Mainnet Production Blocker Register

This register is intentionally conservative. It separates repository readiness from real-funds mainnet approval.

Current decision:

• `blocked-external-steps`

Current claim boundary:

• PrivateDAO is devnet-proven, internally hardened, and reviewer-ready.
• PrivateDAO is not cleared for real-funds mainnet production until the blockers below are closed with evidence.

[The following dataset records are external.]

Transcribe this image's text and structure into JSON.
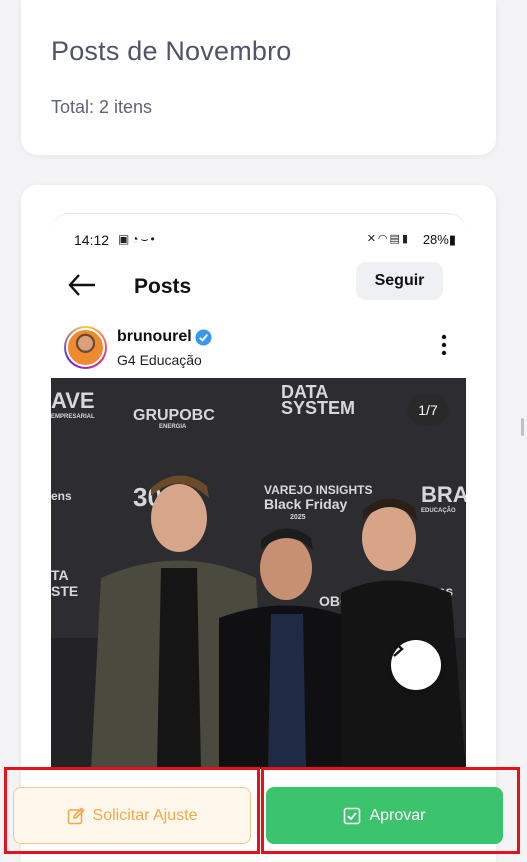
{
  "summary": {
    "title": "Posts de Novembro",
    "total": "Total: 2 itens"
  },
  "post": {
    "status_bar": {
      "time": "14:12",
      "battery": "28%",
      "left_icons": [
        "image-icon",
        "whatsapp-icon",
        "chevron-icon",
        "dot-icon"
      ],
      "right_icons": [
        "mute-icon",
        "wifi-icon",
        "volte-icon",
        "signal-icon"
      ]
    },
    "header": {
      "title": "Posts",
      "follow_label": "Seguir"
    },
    "author": {
      "username": "brunourel",
      "subtitle": "G4 Educação",
      "verified": true
    },
    "media": {
      "counter": "1/7",
      "backdrop_texts": [
        "AVE",
        "EMPRESARIAL",
        "GRUPOBC",
        "ENERGIA",
        "DATA",
        "SYSTEM",
        "30",
        "VAREJO INSIGHTS",
        "Black Friday",
        "2025",
        "BRA",
        "EDUCAÇÃO",
        "TA",
        "STE",
        "OBC",
        "ens",
        "ens"
      ]
    }
  },
  "actions": {
    "adjust_label": "Solicitar Ajuste",
    "approve_label": "Aprovar"
  },
  "colors": {
    "approve": "#3cc36d",
    "adjust_bg": "#fef7ec",
    "adjust_text": "#f3a84a",
    "highlight": "#e2141b",
    "verified": "#3797f0"
  }
}
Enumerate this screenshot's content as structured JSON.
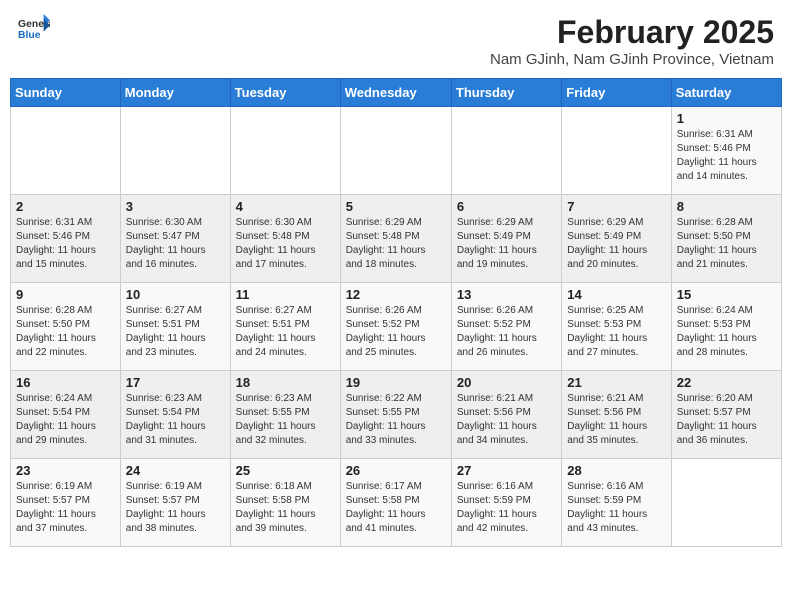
{
  "logo": {
    "line1": "General",
    "line2": "Blue"
  },
  "title": "February 2025",
  "location": "Nam GJinh, Nam GJinh Province, Vietnam",
  "days_of_week": [
    "Sunday",
    "Monday",
    "Tuesday",
    "Wednesday",
    "Thursday",
    "Friday",
    "Saturday"
  ],
  "weeks": [
    [
      {
        "day": "",
        "info": ""
      },
      {
        "day": "",
        "info": ""
      },
      {
        "day": "",
        "info": ""
      },
      {
        "day": "",
        "info": ""
      },
      {
        "day": "",
        "info": ""
      },
      {
        "day": "",
        "info": ""
      },
      {
        "day": "1",
        "info": "Sunrise: 6:31 AM\nSunset: 5:46 PM\nDaylight: 11 hours\nand 14 minutes."
      }
    ],
    [
      {
        "day": "2",
        "info": "Sunrise: 6:31 AM\nSunset: 5:46 PM\nDaylight: 11 hours\nand 15 minutes."
      },
      {
        "day": "3",
        "info": "Sunrise: 6:30 AM\nSunset: 5:47 PM\nDaylight: 11 hours\nand 16 minutes."
      },
      {
        "day": "4",
        "info": "Sunrise: 6:30 AM\nSunset: 5:48 PM\nDaylight: 11 hours\nand 17 minutes."
      },
      {
        "day": "5",
        "info": "Sunrise: 6:29 AM\nSunset: 5:48 PM\nDaylight: 11 hours\nand 18 minutes."
      },
      {
        "day": "6",
        "info": "Sunrise: 6:29 AM\nSunset: 5:49 PM\nDaylight: 11 hours\nand 19 minutes."
      },
      {
        "day": "7",
        "info": "Sunrise: 6:29 AM\nSunset: 5:49 PM\nDaylight: 11 hours\nand 20 minutes."
      },
      {
        "day": "8",
        "info": "Sunrise: 6:28 AM\nSunset: 5:50 PM\nDaylight: 11 hours\nand 21 minutes."
      }
    ],
    [
      {
        "day": "9",
        "info": "Sunrise: 6:28 AM\nSunset: 5:50 PM\nDaylight: 11 hours\nand 22 minutes."
      },
      {
        "day": "10",
        "info": "Sunrise: 6:27 AM\nSunset: 5:51 PM\nDaylight: 11 hours\nand 23 minutes."
      },
      {
        "day": "11",
        "info": "Sunrise: 6:27 AM\nSunset: 5:51 PM\nDaylight: 11 hours\nand 24 minutes."
      },
      {
        "day": "12",
        "info": "Sunrise: 6:26 AM\nSunset: 5:52 PM\nDaylight: 11 hours\nand 25 minutes."
      },
      {
        "day": "13",
        "info": "Sunrise: 6:26 AM\nSunset: 5:52 PM\nDaylight: 11 hours\nand 26 minutes."
      },
      {
        "day": "14",
        "info": "Sunrise: 6:25 AM\nSunset: 5:53 PM\nDaylight: 11 hours\nand 27 minutes."
      },
      {
        "day": "15",
        "info": "Sunrise: 6:24 AM\nSunset: 5:53 PM\nDaylight: 11 hours\nand 28 minutes."
      }
    ],
    [
      {
        "day": "16",
        "info": "Sunrise: 6:24 AM\nSunset: 5:54 PM\nDaylight: 11 hours\nand 29 minutes."
      },
      {
        "day": "17",
        "info": "Sunrise: 6:23 AM\nSunset: 5:54 PM\nDaylight: 11 hours\nand 31 minutes."
      },
      {
        "day": "18",
        "info": "Sunrise: 6:23 AM\nSunset: 5:55 PM\nDaylight: 11 hours\nand 32 minutes."
      },
      {
        "day": "19",
        "info": "Sunrise: 6:22 AM\nSunset: 5:55 PM\nDaylight: 11 hours\nand 33 minutes."
      },
      {
        "day": "20",
        "info": "Sunrise: 6:21 AM\nSunset: 5:56 PM\nDaylight: 11 hours\nand 34 minutes."
      },
      {
        "day": "21",
        "info": "Sunrise: 6:21 AM\nSunset: 5:56 PM\nDaylight: 11 hours\nand 35 minutes."
      },
      {
        "day": "22",
        "info": "Sunrise: 6:20 AM\nSunset: 5:57 PM\nDaylight: 11 hours\nand 36 minutes."
      }
    ],
    [
      {
        "day": "23",
        "info": "Sunrise: 6:19 AM\nSunset: 5:57 PM\nDaylight: 11 hours\nand 37 minutes."
      },
      {
        "day": "24",
        "info": "Sunrise: 6:19 AM\nSunset: 5:57 PM\nDaylight: 11 hours\nand 38 minutes."
      },
      {
        "day": "25",
        "info": "Sunrise: 6:18 AM\nSunset: 5:58 PM\nDaylight: 11 hours\nand 39 minutes."
      },
      {
        "day": "26",
        "info": "Sunrise: 6:17 AM\nSunset: 5:58 PM\nDaylight: 11 hours\nand 41 minutes."
      },
      {
        "day": "27",
        "info": "Sunrise: 6:16 AM\nSunset: 5:59 PM\nDaylight: 11 hours\nand 42 minutes."
      },
      {
        "day": "28",
        "info": "Sunrise: 6:16 AM\nSunset: 5:59 PM\nDaylight: 11 hours\nand 43 minutes."
      },
      {
        "day": "",
        "info": ""
      }
    ]
  ]
}
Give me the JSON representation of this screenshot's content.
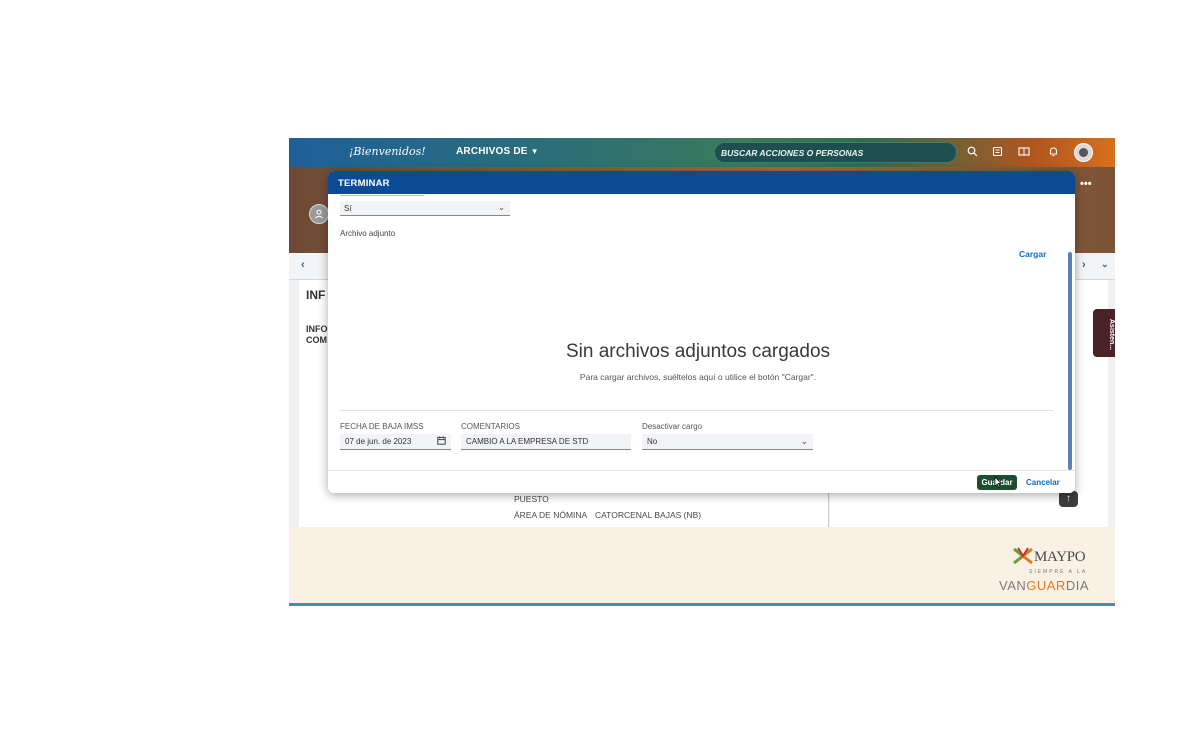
{
  "topbar": {
    "welcome": "¡Bienvenidos!",
    "module_menu": "ARCHIVOS DE",
    "search_placeholder": "BUSCAR ACCIONES O PERSONAS",
    "icons": [
      "search-icon",
      "catalog-icon",
      "book-icon",
      "bell-icon",
      "avatar"
    ]
  },
  "background": {
    "info_title": "INF",
    "info_sub_1": "INFO",
    "info_sub_2": "COM",
    "puesto_label": "PUESTO",
    "area_label": "ÁREA DE NÓMINA",
    "area_value": "CATORCENAL BAJAS (NB)",
    "assistant_tab": "Asisten..."
  },
  "modal": {
    "title": "TERMINAR",
    "first_select_value": "Sí",
    "attachment_label": "Archivo adjunto",
    "upload_link": "Cargar",
    "empty_title": "Sin archivos adjuntos cargados",
    "empty_hint": "Para cargar archivos, suéltelos aquí o utilice el botón \"Cargar\".",
    "fields": {
      "fecha_label": "FECHA DE BAJA IMSS",
      "fecha_value": "07 de jun. de 2023",
      "comentarios_label": "COMENTARIOS",
      "comentarios_value": "CAMBIO A LA EMPRESA DE STD",
      "desactivar_label": "Desactivar cargo",
      "desactivar_value": "No"
    },
    "save_button": "Guardar",
    "cancel_button": "Cancelar"
  },
  "footer": {
    "brand": "MAYPO",
    "tagline": "SIEMPRE A LA",
    "slogan_a": "VAN",
    "slogan_b": "GUAR",
    "slogan_c": "DIA"
  },
  "colors": {
    "header_blue": "#0b4a94",
    "link_blue": "#0b6ec4",
    "save_green": "#1c4f2f",
    "footer_bg": "#f8f1e4"
  }
}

Canonical machine-readable source:

• `docs/mainnet-blockers.json`

Open Blockers

| Blocker | Category | Severity | Status | Required Before | | --- | --- | --- | --- | --- | | `external-audit-completion` | security | critical | pending-external | mainnet-real-funds | | `upgrade-authority-multisig` | custody | critical | pending-external | mainnet-real-funds | | `production-monitoring-alerts` | operations | high | pending-external | mainnet-real-funds | | `real-device-wallet-runtime` | runtime | high | pending-runtime-captures | mainnet-real-funds | | `magicblock-refhe-source-receipts` | privacy-settlement | high | pending-integration | mainnet-real-funds | | `mainnet-cutover-ceremony` | release | high | pending-external | mainnet-real-funds |

Closure Standard

Each blocker can only move to `complete` when the evidence is recorded in repository-linked artifacts or a named external audit or operations packet.

Minimum closure evidence:

• `external-audit-completion`: external audit report, finding disposition, and deployed candidate version binding.
• `upgrade-authority-multisig`: multisig or governance-owned authority path, signer policy, and rotation rehearsal record.
• `production-monitoring-alerts`: alert destinations, runtime monitors, incident owners, and tested failure signals.
• `real-device-wallet-runtime`: wallet/device/browser captures for the supported production matrix.
• `magicblock-refhe-source-receipts`: source-verifiable settlement receipt path or documented threshold-attested residual trust model.
• `mainnet-cutover-ceremony`: final deployment hash, authority state, monitoring links, audit result, and go/no-go record.

Evidence Index

• `external-audit-completion`: `docs/audit-handoff.md`, `docs/external-audit-engagement.md`, `docs/zk-external-audit-scope.md`, `docs/mainnet-readiness.generated.md`, `docs/launch-trust-packet.generated.md`
• `upgrade-authority-multisig`: `docs/authority-hardening.md`, `docs/authority-transfer-runbook.md`, `docs/production-custody-ceremony.md`, `docs/multisig-setup-intake.json`, `docs/multisig-setup-intake.md`, `docs/launch-ops-checklist.json`, `docs/launch-ops-checklist.md`, `docs/mainnet-cutover-runbook.md`, `docs/launch-trust-packet.generated.md`
• `production-monitoring-alerts`: `docs/launch-ops-checklist.json`, `docs/launch-ops-checklist.md`, `docs/monitoring-alert-rules.json`, `docs/monitoring-alert-rules.md`, `docs/monitoring-alerts.md`, `docs/production-operations.md`, `docs/incident-response.md`
• `real-device-wallet-runtime`: `docs/runtime/real-device.md`, `docs/runtime/real-device.generated.md`, `docs/wallet-e2e-test-plan.md`, `docs/launch-ops-checklist.json`, `docs/launch-ops-checklist.md`, `docs/launch-trust-packet.generated.md`
• `magicblock-refhe-source-receipts`: `docs/magicblock/runtime-evidence.md`, `docs/refhe-security-model.md`, `docs/canonical-verifier-boundary-decision.md`
• `mainnet-cutover-ceremony`: `docs/release-ceremony.md`, `docs/release-drill.generated.md`, `docs/launch-ops-checklist.json`, `docs/launch-ops-checklist.md`, `docs/mainnet-cutover-runbook.md`

Verification

Run:

npm run verify:mainnet-blockers

The verifier does not fail because blockers are open. It fails if the blockers are missing, vague, inconsistent with the honest mainnet boundary, or missing evidence pointers.